In chronic infections and cancer, persistent antigen and/or inflammatory signals cause the deterioration of T cell function: a state called ‘exhaustion’. Exhausted T cells lose robust effector functions and express multiple inhibitory receptors. Different from T cell anergy, revitalization of exhausted T cells can reverse dysfunction and reinvigorate immunity. T cell exhaustion is a progressive process. Firstly, functions such as IL-2 production and cytokine polyfunctionality, as well as high proliferative capacity are lost. Secondly, the deficiency in the production of IFN-γ, TNF and chemokines, as well as in degranulation is followed. In addition, T cell exhaustion is also accompanied by a progressive increase in the amount and diversity of inhibitory receptors such as PD-1,Tim-3, et al. And finally, if the the antigen persists in the long-term, the antigen-specific T cells can be lost (Wherry et al. 2015; Blank et al. 2019). Our results indicated that CD4+T cells and CD8+T cells in malignant effusion were dysfunctional which expressed lower levels of IFN-γ, TNF-α, Granzyme B and Perforin than in blood. Higher and sustained expression of inhibitory receptors is a hallmark of exhausted T cells. The programmed death 1 (PD-1)/programmed death ligand 1(PD-L1) and/or PD-L2 axis is the more extensively studied inhibitory signalling pathway and correlated with early progression and shorter survival in cancer (Dermani, et al. 2018). CD4+T and CD8+T cells in malignant effusion expressed significantly higher levels of PD-1 than that in blood. Together, these data indicated that most CD4+T and CD8+T cells in malignant effusion were exhausted T cells and lost robust effector function.

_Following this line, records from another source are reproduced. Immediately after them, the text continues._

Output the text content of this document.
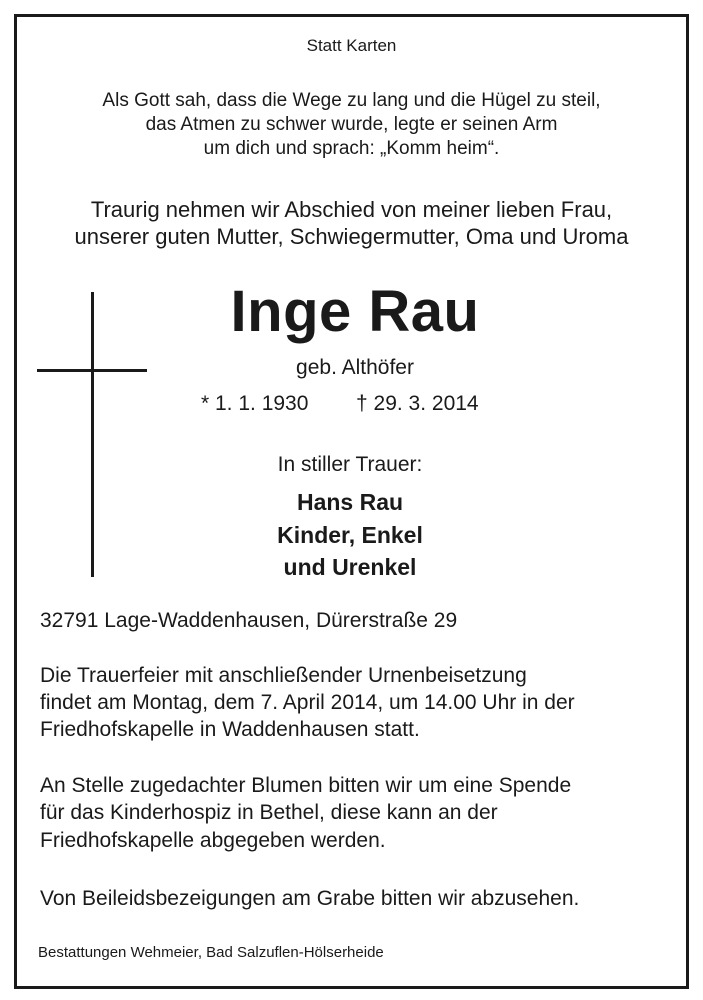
Statt Karten
Als Gott sah, dass die Wege zu lang und die Hügel zu steil,
das Atmen zu schwer wurde, legte er seinen Arm
um dich und sprach: „Komm heim“.
Traurig nehmen wir Abschied von meiner lieben Frau,
unserer guten Mutter, Schwiegermutter, Oma und Uroma
Inge Rau
geb. Althöfer
* 1. 1. 1930 † 29. 3. 2014
In stiller Trauer:
Hans Rau
Kinder, Enkel
und Urenkel
32791 Lage-Waddenhausen, Dürerstraße 29
Die Trauerfeier mit anschließender Urnenbeisetzung
findet am Montag, dem 7. April 2014, um 14.00 Uhr in der
Friedhofskapelle in Waddenhausen statt.
An Stelle zugedachter Blumen bitten wir um eine Spende
für das Kinderhospiz in Bethel, diese kann an der
Friedhofskapelle abgegeben werden.
Von Beileidsbezeigungen am Grabe bitten wir abzusehen.
Bestattungen Wehmeier, Bad Salzuflen-Hölserheide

In summary, our study showed that a substantial portion of T cells in malignant effusion were Trm cells without recirculating which highly expressed CD69 and/or CD103. Most CD4+T and CD8+T cells in malignant effusion were exhausted T cells which expressed lower levels of cytokines, cytotoxic molecules and markedly higher levels of inhibitory receptor PD-1 compared with in blood. To our best knowledge, our study is the first to identify the presence of Trm cells in malignant effusion. The function of these Trm cells in malignant effusion is needed to be further studied.